De dentro, ouviu-se uma aborrecida resposta: "Tô ocupado!!!"

– Venha cá logo, seu infeliz, a Déia deu defeito!

O QUÊÊÊÊÊÊÊÊÊÊÊÊÊÊÊÊÊ??????????!!!!!!!!!!

– Agora ele vai aparecer rapidinho – disse Helena, com um sorriso sarcástico.

Os passos se ouviam em alta velocidade, enquanto a mãe se aproximava de volta para o caixa. Falou "Edilson, pega lápis e papel." em português claro para seu filho e indecifrável para cidadãos nipônicos – não queria que o cliente percebesse que eles estavam tão tontos quanto ele.

– Tem um bloquinho não?

– Vai saber, aqui se imprime tudo, na hora de escrever fica essa dor de cabeça sempre... Ninguém sabe mais onde andam as canetas em casa.

O menino saiu correndo e passou pelo seu irmão mais velho, que descia apreensivo. "Fala, mãe, como a Déia está?"

– Não muito diferente do modo de repouso. A gente sempre deu upgrade, sempre deu revisão e volta e meia faz backup, então pode ter certeza que os dados não vão se perder. Deixa de choro e vai buscar o técnico, depois liga para seu pai. E enquanto isso, vamos resolver tudo agora mesmo!

"Agora mesmo" havia tomado mais de cinquenta minutos de cabeça quebrada, com direito a várias folhas de papel cheias de cálculos incertos amassados.


O técnico levaria uma meia hora para chegar. Conseguiram convencer o cliente a não procurar outra loja por mera sorte: como ele tinha outros tipos de produtos a comprar, ele deixaria as compras separadas e faria o que tinha que fazer pelas redondezas, para mais tarde retornar. Ofereceriam um desconto de vinte por cento em compensação pelo tempo perdido. O problema é que sem Déia, como é que calculariam vinte por cento de qualquer coisa?
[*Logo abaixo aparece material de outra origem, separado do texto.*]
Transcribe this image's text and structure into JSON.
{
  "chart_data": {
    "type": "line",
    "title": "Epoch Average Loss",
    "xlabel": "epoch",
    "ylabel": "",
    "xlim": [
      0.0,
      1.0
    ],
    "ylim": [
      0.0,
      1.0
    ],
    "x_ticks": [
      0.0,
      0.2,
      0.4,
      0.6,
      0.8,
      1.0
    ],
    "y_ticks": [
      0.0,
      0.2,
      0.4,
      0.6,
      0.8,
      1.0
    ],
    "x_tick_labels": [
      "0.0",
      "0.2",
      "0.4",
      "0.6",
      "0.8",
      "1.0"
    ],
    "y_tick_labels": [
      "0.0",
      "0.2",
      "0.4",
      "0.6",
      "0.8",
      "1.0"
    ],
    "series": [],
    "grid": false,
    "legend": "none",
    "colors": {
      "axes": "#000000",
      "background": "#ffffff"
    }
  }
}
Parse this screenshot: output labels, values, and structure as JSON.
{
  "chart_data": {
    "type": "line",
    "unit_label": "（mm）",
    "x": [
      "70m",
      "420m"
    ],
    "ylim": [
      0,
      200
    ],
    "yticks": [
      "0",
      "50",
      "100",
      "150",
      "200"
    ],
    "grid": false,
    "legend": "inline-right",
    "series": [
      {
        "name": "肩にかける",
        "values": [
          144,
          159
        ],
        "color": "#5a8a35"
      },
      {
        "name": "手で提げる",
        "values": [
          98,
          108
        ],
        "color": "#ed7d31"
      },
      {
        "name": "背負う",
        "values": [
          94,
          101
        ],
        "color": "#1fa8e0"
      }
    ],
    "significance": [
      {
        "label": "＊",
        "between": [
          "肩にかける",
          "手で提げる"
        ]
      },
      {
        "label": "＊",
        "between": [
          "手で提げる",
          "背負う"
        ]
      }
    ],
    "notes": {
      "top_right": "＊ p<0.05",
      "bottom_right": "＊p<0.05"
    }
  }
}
– É fácil – disse Junior. "Basta a gente dividir por cem, e multiplicar por vinte..."

– Uma pergunta só... você consegue dividir algo por cem?

– hm... se me lembro... acho que isso aprendi no primário... acho que você põe uma vírgula a partir do último número, para trás. Mas não lembro se são três do número inteiro ou se são só os zeros...

– Vírgula? Uma coisa, quanto dá cem dividido por cem?

– Agora você me pegou, não sei se é zero ou é um.

– Mas não diz que um número não pode ser dividido por zero?

Junior permaneceu parado, pensativo. Contou nos dedos. Respirou fundo. E se voltou para sua mãe com a resposta definitiva para qualquer questão: "Vamos esperar o técnico."

– Ô droga... – disse ela, frustrada. "Eu não sei porque concordei em comprar essa coisa inútil!"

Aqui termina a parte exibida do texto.